Event Registration is a prototype developed for the Police in Norway, with the aim of supporting investigations, preventing crime, and providing statistics for better enterprise governance. The entire back-end stack of the system is based on semantic technologies integrated with Java, by adopting the Apache Jena framework for semantic programming.
RDF – flexible statements
Semantic Web technologies (do not let the «Web» term fool you, as it can be applied totally independent of the Web) include the W3C standards: RDF for serializing data, SPARQL for querying the RDF data, and OWL and RDFs for applying a data model to the data. RDF data can be fully schema-unbound and solely exist as fact-statements, which makes it great for systems where it is not beneficial to agree upon a data-schema up front. This allows for the data schema to evolve, adapt and be extended throughout the life-cycle of the system. In Event Registration, it is important that the police can express anything about everything, meaning that the need for a flexible data structure is huge, and this was the main reason that semantic technologies were adopted in the project.
Event sequences and phenomena search
Imagine a case where a woman comes into the police station to file a police report about a theft. She just came from a large event with a huge and narrow crowd, and suddenly discovered that her wallet was stolen from her bag. The event she was attending, along with the actual theft, are registered as the two first events in the event sequence canvas depicted in Picture 1.
The police have few leads to follow in this case, but two weeks later the victim comes back to the police station and files a new police report regarding the arrival of a letter from a bank stating that she had opened a bank account there. The victim claimed to the police that she had never opened this bank account herself, which could imply that she might have been exposed to an identity theft.

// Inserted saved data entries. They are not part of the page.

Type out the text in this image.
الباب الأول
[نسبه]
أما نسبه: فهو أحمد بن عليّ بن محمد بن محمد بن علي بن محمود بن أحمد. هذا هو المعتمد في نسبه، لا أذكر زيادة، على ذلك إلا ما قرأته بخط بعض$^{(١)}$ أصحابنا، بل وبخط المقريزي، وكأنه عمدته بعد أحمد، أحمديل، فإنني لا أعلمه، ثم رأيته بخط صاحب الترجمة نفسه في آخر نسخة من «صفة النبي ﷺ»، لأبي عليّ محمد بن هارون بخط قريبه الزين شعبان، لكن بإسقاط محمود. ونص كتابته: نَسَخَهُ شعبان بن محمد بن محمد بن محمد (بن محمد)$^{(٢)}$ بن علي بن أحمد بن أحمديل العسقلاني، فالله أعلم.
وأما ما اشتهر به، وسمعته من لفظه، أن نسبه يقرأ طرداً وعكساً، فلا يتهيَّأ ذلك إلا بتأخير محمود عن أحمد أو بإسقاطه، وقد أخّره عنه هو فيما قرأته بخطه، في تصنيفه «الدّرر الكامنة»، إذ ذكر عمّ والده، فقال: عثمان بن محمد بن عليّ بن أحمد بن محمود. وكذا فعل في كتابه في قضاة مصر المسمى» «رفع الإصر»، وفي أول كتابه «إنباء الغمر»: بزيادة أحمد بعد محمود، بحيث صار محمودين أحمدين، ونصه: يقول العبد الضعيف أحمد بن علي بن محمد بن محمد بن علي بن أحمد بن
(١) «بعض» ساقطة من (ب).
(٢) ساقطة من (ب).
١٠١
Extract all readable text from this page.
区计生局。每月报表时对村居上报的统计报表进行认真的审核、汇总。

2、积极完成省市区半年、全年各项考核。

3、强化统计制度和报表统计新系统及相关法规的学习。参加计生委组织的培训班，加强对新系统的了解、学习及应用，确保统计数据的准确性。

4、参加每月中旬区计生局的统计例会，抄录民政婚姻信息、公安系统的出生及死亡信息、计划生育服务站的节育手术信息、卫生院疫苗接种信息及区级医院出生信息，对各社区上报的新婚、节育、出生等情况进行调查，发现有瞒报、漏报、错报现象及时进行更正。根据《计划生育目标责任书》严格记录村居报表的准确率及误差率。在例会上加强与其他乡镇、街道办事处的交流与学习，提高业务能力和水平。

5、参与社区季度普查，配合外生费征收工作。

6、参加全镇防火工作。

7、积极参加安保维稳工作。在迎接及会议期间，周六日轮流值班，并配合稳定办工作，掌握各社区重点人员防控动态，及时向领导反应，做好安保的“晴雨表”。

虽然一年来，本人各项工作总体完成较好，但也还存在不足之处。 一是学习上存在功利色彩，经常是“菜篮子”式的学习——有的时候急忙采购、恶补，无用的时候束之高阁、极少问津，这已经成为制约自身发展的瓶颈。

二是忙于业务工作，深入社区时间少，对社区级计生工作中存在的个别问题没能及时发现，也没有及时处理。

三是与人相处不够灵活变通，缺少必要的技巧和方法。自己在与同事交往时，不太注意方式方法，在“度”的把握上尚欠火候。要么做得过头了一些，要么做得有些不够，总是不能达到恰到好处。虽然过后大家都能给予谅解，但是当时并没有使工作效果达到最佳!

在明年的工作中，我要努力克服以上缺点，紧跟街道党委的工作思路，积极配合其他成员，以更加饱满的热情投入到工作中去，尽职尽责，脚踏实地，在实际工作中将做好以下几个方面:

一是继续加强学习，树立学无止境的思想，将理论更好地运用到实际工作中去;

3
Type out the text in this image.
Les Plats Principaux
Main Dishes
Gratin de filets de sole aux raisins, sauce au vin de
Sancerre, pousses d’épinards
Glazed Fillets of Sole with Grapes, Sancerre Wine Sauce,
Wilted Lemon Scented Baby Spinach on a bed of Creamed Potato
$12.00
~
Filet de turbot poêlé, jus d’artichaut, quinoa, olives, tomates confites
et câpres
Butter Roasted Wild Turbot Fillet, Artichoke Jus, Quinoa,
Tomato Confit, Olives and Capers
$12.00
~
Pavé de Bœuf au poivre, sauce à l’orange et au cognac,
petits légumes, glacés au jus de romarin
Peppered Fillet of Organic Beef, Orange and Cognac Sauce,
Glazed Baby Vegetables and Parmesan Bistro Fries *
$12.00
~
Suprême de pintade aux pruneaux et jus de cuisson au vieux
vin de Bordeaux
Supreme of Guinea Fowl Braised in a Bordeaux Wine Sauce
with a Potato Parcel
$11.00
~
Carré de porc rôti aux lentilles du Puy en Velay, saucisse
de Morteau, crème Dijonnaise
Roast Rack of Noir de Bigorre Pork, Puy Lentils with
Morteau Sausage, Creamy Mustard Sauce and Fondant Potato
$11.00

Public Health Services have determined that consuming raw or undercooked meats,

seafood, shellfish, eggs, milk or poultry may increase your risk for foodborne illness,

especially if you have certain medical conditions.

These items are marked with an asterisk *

The police now investigate this further by talking to a bank employee at the bank in question, who reveals that the account indeed has been opened in the victim’s name, and that a consumer loan of 500 000 Norwegian Kroner (approximately $60,000 USD) also has been taken up in the same name. Further, the bank employee notices that the consumer loan was paid out to the same bank account, and that one day later there was a purchase of a car from a car retailer. Finally, they see that the remaining money were used in a transaction of some sort abroad, meaning that the offender had already left the country.
The chain of events are registered by the police, and now that they have a hypothesis of how the events occurred, they can use the «Phenomena-search» functionality in order to identify similar cases (see Picture 2).
In Picture 2 the police have drawn a pattern on the search canvas to the left, matching the chain of events from Picture 1. This functionality allows the police to see all clusters of patterns across other cases that match the pattern from the search canvas. The search results on the right side are patterns in other cases that match the pattern from the search canvas, meaning that the police can disclose phenomena, and gain valuable insight and knowledge from similar cases.
This blog post merely scratches the surface of the full range of possibilities in the phenomena search, as we have not even touched on the filtering of attribute values, or adding geographical places or persons and their roles into the equation. However, the example provided still illustrates that when discovering phenomena in crime across cases the police are able to see patterns that can aid them in terms of preventing crime and solving cases.
For instance, they could prevent similar thefts from happening by encouraging people at large events to secure their valuables properly, allocate police resources at such events more efficiently, and also having a look at how the routines for opening bank accounts and taking up loans can be more secure.
Finally, the chain of events are suggesting that several organized criminal groups are cooperating in this type of crime, as it clearly points to one group being responsible for stealing identity papers and selling them to others that want fake papers. This makes it easier for the police to understand what they are up against, and the knowledge and experiences extracted from similar cases can be extremely valuable for the investigation.
The technical part of the phenomena search starts off with the requesting client building a JSON search criteria structure of the entities and the relations between them from the search canvas.
The next step is to convert the JSON search criteria into SPARQL queries by using the ARQ API in the Apache Jena framework. ARQ is a component in Jena meant for dynamically building SPARQL queries and executing them against an RDF database, in this case a Jena RDF database implementation called TDB.
Finally, the results of the executed SPARQL query is converted into a JSON structure that is sent back to the client issuing the initial request. Picture 3 shows an overview of entire data flow of the phenomena search.